Hij was die morgen al vroeg bij het eerste licht opgestaan van zijn bed van dennennaalden in het bos, had zijn mantel, die tevens zijn deken was, uitgeklopt en was op pad gegaan. Al lopend had hij het laatste stukje brood gegeten om in ieder geval iets in zijn maag te hebben. Hij zou wel uitgebreider eten als hij in een dorp kwam of bij een kasteel. Maar omdat hij in een hem onbekend gebied was aangekomen had hij geen idee hoe lang dat kon gaan duren.

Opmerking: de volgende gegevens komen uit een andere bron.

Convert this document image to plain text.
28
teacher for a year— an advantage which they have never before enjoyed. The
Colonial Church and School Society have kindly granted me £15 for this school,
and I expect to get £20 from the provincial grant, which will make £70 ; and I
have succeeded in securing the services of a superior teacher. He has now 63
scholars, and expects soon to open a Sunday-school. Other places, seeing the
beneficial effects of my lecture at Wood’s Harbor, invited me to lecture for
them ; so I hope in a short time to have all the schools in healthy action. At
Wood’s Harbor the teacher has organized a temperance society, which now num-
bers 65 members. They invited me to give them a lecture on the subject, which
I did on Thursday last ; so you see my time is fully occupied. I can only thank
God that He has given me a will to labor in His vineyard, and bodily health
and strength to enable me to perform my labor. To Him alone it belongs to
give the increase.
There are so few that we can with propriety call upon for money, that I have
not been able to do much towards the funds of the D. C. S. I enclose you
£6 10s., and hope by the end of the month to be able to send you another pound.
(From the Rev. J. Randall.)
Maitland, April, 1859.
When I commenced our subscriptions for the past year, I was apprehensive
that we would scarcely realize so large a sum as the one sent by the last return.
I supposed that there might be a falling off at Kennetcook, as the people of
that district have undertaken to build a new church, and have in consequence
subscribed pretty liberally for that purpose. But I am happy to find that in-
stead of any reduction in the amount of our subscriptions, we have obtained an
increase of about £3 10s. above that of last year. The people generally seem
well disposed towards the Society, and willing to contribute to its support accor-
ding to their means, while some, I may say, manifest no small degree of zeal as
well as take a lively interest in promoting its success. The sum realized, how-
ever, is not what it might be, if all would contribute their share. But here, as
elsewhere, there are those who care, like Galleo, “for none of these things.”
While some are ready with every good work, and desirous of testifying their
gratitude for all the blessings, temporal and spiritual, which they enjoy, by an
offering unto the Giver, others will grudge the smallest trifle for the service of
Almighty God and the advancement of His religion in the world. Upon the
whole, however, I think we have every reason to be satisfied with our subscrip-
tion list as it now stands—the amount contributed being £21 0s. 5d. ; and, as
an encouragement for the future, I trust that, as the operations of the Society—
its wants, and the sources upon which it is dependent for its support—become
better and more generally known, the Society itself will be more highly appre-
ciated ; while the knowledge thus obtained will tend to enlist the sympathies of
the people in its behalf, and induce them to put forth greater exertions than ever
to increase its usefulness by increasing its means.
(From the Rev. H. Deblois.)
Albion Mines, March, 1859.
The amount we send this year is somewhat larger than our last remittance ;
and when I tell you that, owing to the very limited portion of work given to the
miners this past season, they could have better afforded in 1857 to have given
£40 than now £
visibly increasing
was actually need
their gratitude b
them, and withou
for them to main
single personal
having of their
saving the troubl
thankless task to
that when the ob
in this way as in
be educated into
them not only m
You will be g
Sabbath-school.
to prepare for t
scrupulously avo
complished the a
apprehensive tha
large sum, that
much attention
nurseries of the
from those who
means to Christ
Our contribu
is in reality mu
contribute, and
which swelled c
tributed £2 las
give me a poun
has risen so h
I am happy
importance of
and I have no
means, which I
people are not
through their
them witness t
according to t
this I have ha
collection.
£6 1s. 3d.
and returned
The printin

In zekere zin was hij een uitzondering in deze duistere tijden. Hij was geboren als de zoon van een lijfeigene en was dus, net als zijn ouders, voorbestemd om een leven in gruwelijke armoede te slijten en vroeg te sterven. Maar hij was begenadigd met een heldere, bijna engelachtige stem, iets wat de monniken in de nabijgelegen abdij niet ontgaan was. Dus werd hij min of meer gedwongen tot monnik opgeleid om in het klooster zijn talent te gebruiken ter verheerlijking van de Schepper. Het waren moeilijke en harde tijden. Elk morgen vroeg er uit voor de metten, elke avond laat de vespers. Tussendoor leerden de monniken hem lezen en schrijven, leerden hem alles over zangkunst en muziek. En gaven hem daarmee de mogelijkheid eigen keuzes te maken, iets wat voor zijn ouders en velen anderen niet was weggelegd.

Na een aantal jaren begon het kloosterleven hem te vervelen. De dagelijkse sleur van gebeden en missen en van studeren en leren bevielen hem niet meer. Enige uitzondering waren de nachtelijke bezoeken aan zijn cel van pater Ambrosius, de leider van het monnikenkoor, die hem al op vrij jonge leeftijd liet kennismaken met de vleselijke geneugten van de mannenliefde. Iets waar geestelijken zich normaal van moesten onthouden, maar blijkbaar gold dat niet voor de verhouding tussen koorleider en koorknaapje. Hij wilde meer, hij wilde de wereld verkennen. Dus verwisselde hij zijn habijt voor een landsman-klofje, pakte zijn weinige bezittingen in en hing zijn monnikennaam broeder Innocentius aan de spreekwoordelijke spijker en nam de naam Waldemar van de Nevelweide aan. In het holst van de nacht was hij het klooster uitgeglipt en trok de wereld in.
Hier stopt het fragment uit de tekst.